Some validation really is UI-centric, while other validation is specific to finding the correct answer to a question — this is a dichotomy that we want to make explicit by using different classes. The original method above has the following 5 responsibilities, corresponding to the labels in the comments:

  1. Make sure an answer was entered.
  2. Make sure a question was selected.
  3. Make sure the default answer was not submitted.
  4. Check if the answer was incorrect for the selected question, but might have been the correct answer to a different question.
  5. If responsibility 4 isn’t true, then validate the the given answer is not correct for ANY question.

Responsibilities 2 and 3 would more appropriately be left on the GuessForm class — selecting an answer, as we’ll as the providing of a “default question,” are specific to this UI form. However, it would benefit us to move the rest of the validations (1, 4, and 5) to a new class, as these are possible errors that can happen no matter whether we submit the question answers via form, CSV file upload (our new requirement), or even web service.

Extract Key Constants

Originally, we used constants on the GuessForm object to identify the various questions. Ultimately, we don’t want GuessForm to have to know about specific “questions,” so we’ll want to pull those constants out into a new class.

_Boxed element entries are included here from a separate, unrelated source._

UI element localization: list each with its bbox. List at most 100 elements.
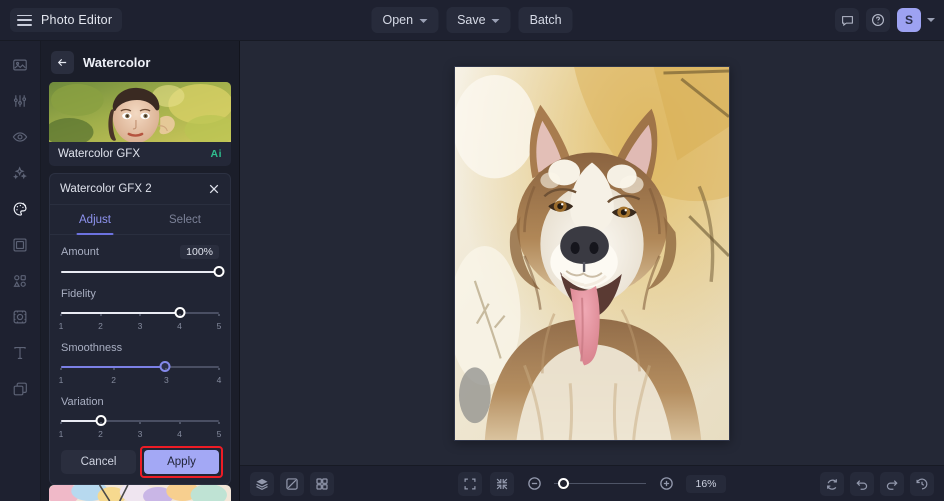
slider-fidelity[interactable] (61, 307, 219, 319)
tick-label: 3 (163, 375, 169, 385)
panel-header: Watercolor (41, 41, 239, 82)
filmstrip-thumbnail (49, 485, 231, 501)
collapse-icon (496, 478, 508, 489)
tab-select[interactable]: Select (140, 205, 230, 234)
zoom-level-value[interactable]: 16% (686, 474, 726, 493)
grid-view-button[interactable] (310, 471, 334, 496)
tick-dot (60, 314, 62, 316)
tick-dot (99, 314, 102, 316)
tick-label: 2 (111, 375, 117, 385)
sidebar-item-artistic[interactable] (6, 195, 34, 223)
control-header: Variation (61, 396, 219, 408)
sidebar-item-layers[interactable] (6, 375, 34, 403)
slider-knob[interactable] (159, 361, 171, 372)
reset-button[interactable] (820, 471, 844, 496)
layers-stack-icon (256, 478, 268, 490)
back-button[interactable] (51, 51, 74, 74)
batch-button[interactable]: Batch (518, 7, 573, 33)
app-title: Photo Editor (41, 13, 113, 27)
tick-dot (218, 422, 220, 424)
bottom-bar: 16% (240, 465, 944, 501)
close-effect-button[interactable] (208, 183, 220, 195)
undo-button[interactable] (850, 471, 874, 496)
watercolor-portrait-preview (49, 82, 231, 142)
fit-screen-button[interactable] (458, 471, 482, 496)
tick-dot (139, 314, 141, 316)
sidebar-item-shapes[interactable] (6, 267, 34, 295)
shapes-icon (13, 275, 26, 287)
layers-panel-button[interactable] (250, 471, 274, 496)
zoom-out-button[interactable] (522, 472, 546, 496)
tick-label: 5 (216, 429, 222, 439)
open-label: Open (382, 13, 414, 27)
sidebar-item-crop-ai[interactable] (6, 303, 34, 331)
main-body: Watercolor Watercolor GFX Ai Watercolor … (0, 41, 944, 501)
history-button[interactable] (910, 471, 934, 496)
slider-knob[interactable] (95, 415, 106, 426)
slider-knob[interactable] (213, 266, 225, 277)
zoom-slider-knob[interactable] (557, 477, 569, 489)
cancel-button[interactable]: Cancel (61, 450, 136, 474)
slider-fill (61, 312, 180, 314)
tick-label: 2 (98, 429, 103, 439)
feedback-button[interactable] (835, 8, 859, 32)
sidebar-item-preview[interactable] (6, 123, 34, 151)
preset-filmstrip[interactable] (49, 485, 231, 501)
top-right-toolbar: S (835, 8, 935, 32)
zoom-slider[interactable] (554, 477, 646, 490)
fit-screen-icon (464, 477, 476, 490)
crop-ai-icon (13, 310, 27, 324)
comment-icon (841, 15, 853, 26)
slider-fill (61, 271, 219, 273)
compare-button[interactable] (280, 471, 304, 496)
control-fidelity: Fidelity 1 2 3 4 5 (59, 288, 222, 332)
slider-variation[interactable] (61, 415, 219, 427)
zoom-out-icon (527, 477, 541, 490)
preset-card[interactable]: Watercolor GFX Ai (49, 82, 231, 166)
sidebar-item-effects[interactable] (6, 159, 34, 187)
control-variation: Variation 1 2 3 4 5 (59, 396, 222, 440)
image-canvas[interactable] (454, 65, 730, 441)
watercolor-dog-image (455, 66, 729, 440)
zoom-in-button[interactable] (654, 472, 678, 496)
sidebar-item-image[interactable] (6, 51, 34, 79)
zoom-in-icon (659, 477, 673, 490)
undo-icon (856, 479, 868, 490)
layers-icon (13, 382, 27, 396)
slider-amount[interactable] (61, 266, 225, 278)
tab-adjust[interactable]: Adjust (50, 205, 140, 234)
effect-title: Watercolor GFX 2 (60, 183, 152, 195)
slider-knob[interactable] (174, 307, 185, 318)
redo-button[interactable] (880, 471, 904, 496)
compare-icon (286, 477, 298, 490)
account-chevron-down-icon[interactable] (927, 18, 935, 22)
effect-panel: Watercolor Watercolor GFX Ai Watercolor … (41, 41, 240, 501)
save-button[interactable]: Save (446, 7, 511, 33)
open-button[interactable]: Open (371, 7, 439, 33)
collapse-view-button[interactable] (490, 471, 514, 496)
top-center-toolbar: Open Save Batch (371, 7, 573, 33)
canvas-area: 16% (240, 41, 944, 501)
sidebar-item-frame[interactable] (6, 231, 34, 259)
sidebar-item-adjustments[interactable] (6, 87, 34, 115)
sidebar-item-text[interactable] (6, 339, 34, 367)
top-bar: Photo Editor Open Save Batch S (0, 0, 944, 41)
help-button[interactable] (866, 8, 890, 32)
sparkles-icon (13, 166, 27, 180)
apply-button[interactable]: Apply (144, 450, 219, 474)
canvas-stage[interactable] (240, 41, 944, 465)
slider-ticks: 1 2 3 4 (59, 368, 221, 386)
tick-dot (112, 368, 115, 370)
control-label: Fidelity (61, 288, 96, 300)
control-value: 100% (180, 245, 219, 259)
tick-dot (218, 368, 220, 370)
slider-smoothness[interactable] (61, 361, 219, 373)
palette-icon (13, 202, 27, 216)
grid-icon (316, 477, 328, 490)
effect-controls: Amount 100% Fidelity 1 2 3 4 5 Smoothness 1 2 3 4 Var… (50, 235, 230, 442)
app-menu-button[interactable]: Photo Editor (10, 8, 123, 32)
tick-dot (60, 422, 62, 424)
avatar[interactable]: S (897, 8, 921, 32)
save-label: Save (457, 13, 486, 27)
history-controls (820, 471, 934, 496)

We don’t want to just yet remove the from the GuessForm, in order that it’s unit tests will still pass, so we add this to our TODO list.

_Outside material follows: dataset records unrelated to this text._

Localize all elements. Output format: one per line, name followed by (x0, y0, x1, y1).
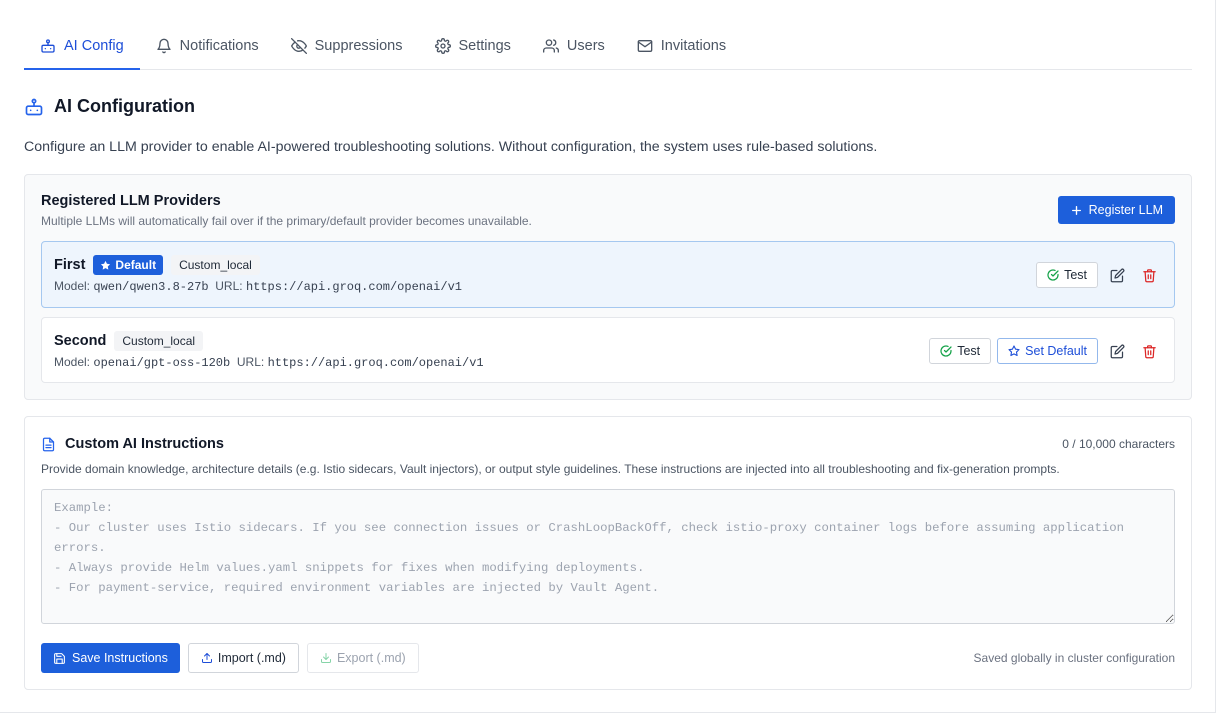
edit-icon (1110, 268, 1124, 282)
provider-model: openai/gpt-oss-120b (93, 356, 231, 370)
set-default-label: Set Default (1025, 344, 1087, 358)
star-icon (101, 260, 111, 270)
trash-icon (1142, 268, 1156, 282)
file-text-icon (42, 437, 55, 451)
bell-icon (156, 38, 171, 53)
model-label: Model: (54, 279, 91, 293)
save-instructions-button[interactable]: Save Instructions (41, 643, 180, 673)
app-frame: AI Config Notifications Suppressions Set… (0, 0, 1216, 713)
edit-provider-button[interactable] (1104, 262, 1130, 288)
instructions-title-text: Custom AI Instructions (65, 436, 224, 452)
tab-notifications[interactable]: Notifications (140, 22, 275, 69)
url-label: URL: (236, 355, 265, 369)
users-icon (542, 38, 559, 53)
check-circle-icon (940, 345, 952, 357)
tab-invitations[interactable]: Invitations (621, 22, 742, 69)
star-outline-icon (1008, 345, 1020, 357)
instructions-description: Provide domain knowledge, architecture d… (41, 462, 1060, 476)
tab-label: Settings (458, 37, 511, 54)
instructions-actions: Save Instructions Import (.md) Export (.… (41, 643, 419, 673)
tab-label: Suppressions (314, 37, 403, 54)
model-label: Model: (54, 355, 91, 369)
download-icon (320, 653, 331, 663)
set-default-button[interactable]: Set Default (997, 338, 1098, 364)
test-label: Test (1064, 268, 1087, 282)
provider-type-badge: Custom_local (114, 331, 204, 351)
provider-card-second: Second Custom_local Model: openai/gpt-os… (41, 317, 1175, 383)
save-icon (54, 652, 65, 664)
tab-suppressions[interactable]: Suppressions (275, 22, 419, 69)
register-llm-button[interactable]: Register LLM (1057, 196, 1175, 224)
tab-settings[interactable]: Settings (419, 22, 527, 69)
url-label: URL: (215, 279, 243, 293)
delete-provider-button[interactable] (1136, 338, 1162, 364)
page-title: AI Configuration (24, 96, 195, 117)
plus-icon (1071, 205, 1081, 215)
provider-header: First Default Custom_local (54, 255, 260, 275)
gear-icon (434, 37, 451, 54)
robot-icon (25, 98, 43, 115)
provider-url: https://api.groq.com/openai/v1 (267, 356, 484, 370)
providers-subtitle: Multiple LLMs will automatically fail ov… (41, 214, 532, 228)
register-llm-label: Register LLM (1088, 203, 1163, 217)
export-label: Export (.md) (336, 651, 406, 665)
test-provider-button[interactable]: Test (1036, 262, 1098, 288)
tab-label: Invitations (660, 37, 727, 54)
tab-users[interactable]: Users (527, 22, 621, 69)
delete-provider-button[interactable] (1136, 262, 1162, 288)
saved-note: Saved globally in cluster configuration (973, 651, 1175, 665)
provider-model: qwen/qwen3.8-27b (93, 280, 209, 294)
instructions-textarea[interactable] (41, 489, 1175, 624)
provider-url: https://api.groq.com/openai/v1 (245, 280, 462, 294)
eye-off-icon (290, 37, 307, 54)
settings-tabs: AI Config Notifications Suppressions Set… (24, 22, 1192, 70)
provider-header: Second Custom_local (54, 331, 204, 351)
tab-label: Users (566, 37, 605, 54)
test-label: Test (957, 344, 981, 358)
default-badge: Default (93, 255, 164, 275)
provider-type-badge: Custom_local (171, 255, 260, 275)
upload-icon (201, 653, 212, 663)
edit-icon (1110, 344, 1124, 358)
import-md-button[interactable]: Import (.md) (187, 643, 299, 673)
check-circle-icon (1047, 269, 1059, 281)
provider-card-first: First Default Custom_local Model: qwen/q… (41, 241, 1175, 308)
provider-actions: Test Set Default (929, 338, 1162, 364)
custom-instructions-panel: Custom AI Instructions 0 / 10,000 charac… (24, 416, 1192, 690)
mail-icon (637, 39, 653, 52)
instructions-title: Custom AI Instructions (41, 436, 224, 452)
export-md-button[interactable]: Export (.md) (306, 643, 419, 673)
character-count: 0 / 10,000 characters (1062, 437, 1175, 451)
provider-actions: Test (1036, 262, 1162, 288)
tab-label: AI Config (64, 37, 124, 54)
import-label: Import (.md) (217, 651, 286, 665)
test-provider-button[interactable]: Test (929, 338, 992, 364)
provider-name: First (54, 257, 86, 273)
page-intro: Configure an LLM provider to enable AI-p… (24, 139, 878, 155)
provider-meta: Model: qwen/qwen3.8-27b URL: https://api… (54, 279, 462, 294)
tab-label: Notifications (179, 37, 259, 54)
default-badge-label: Default (115, 258, 157, 272)
robot-icon (41, 38, 55, 53)
page-heading: AI Configuration (54, 96, 195, 116)
save-instructions-label: Save Instructions (72, 651, 168, 665)
provider-meta: Model: openai/gpt-oss-120b URL: https://… (54, 355, 484, 370)
llm-providers-panel: Registered LLM Providers Multiple LLMs w… (24, 174, 1192, 400)
provider-name: Second (54, 333, 107, 349)
tab-ai-config[interactable]: AI Config (24, 22, 140, 70)
edit-provider-button[interactable] (1104, 338, 1130, 364)
providers-title: Registered LLM Providers (41, 193, 221, 209)
trash-icon (1142, 344, 1156, 358)
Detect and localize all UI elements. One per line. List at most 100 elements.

However, we can go ahead and create the new code that will hold the question keys. Enumerations don’t exist in PHP, so we create a “final” class to allow for identification of the questions:

final class QuestionAndAnswerKeys
{
  const favorite_number_key = 'favorite_number_key';
  const favorite_color_key = 'favorite_color_key';
  const favorite_aircraft_make_key = 'favorite_aircraft_make_key';
}

Part 1 Conclusion

In this part of the series, we described what the Single Responsibility Principle is, and why it’s important. We’ve laid out the responsibilities of the GuessForm::validateForm method that we want to delegate to our new class in order to fulfill the a new requirement that was given to us. Last, we created the QuestionAndAnswerKeys class to hold some constants, just to get that done before starting the TDD process in the next section.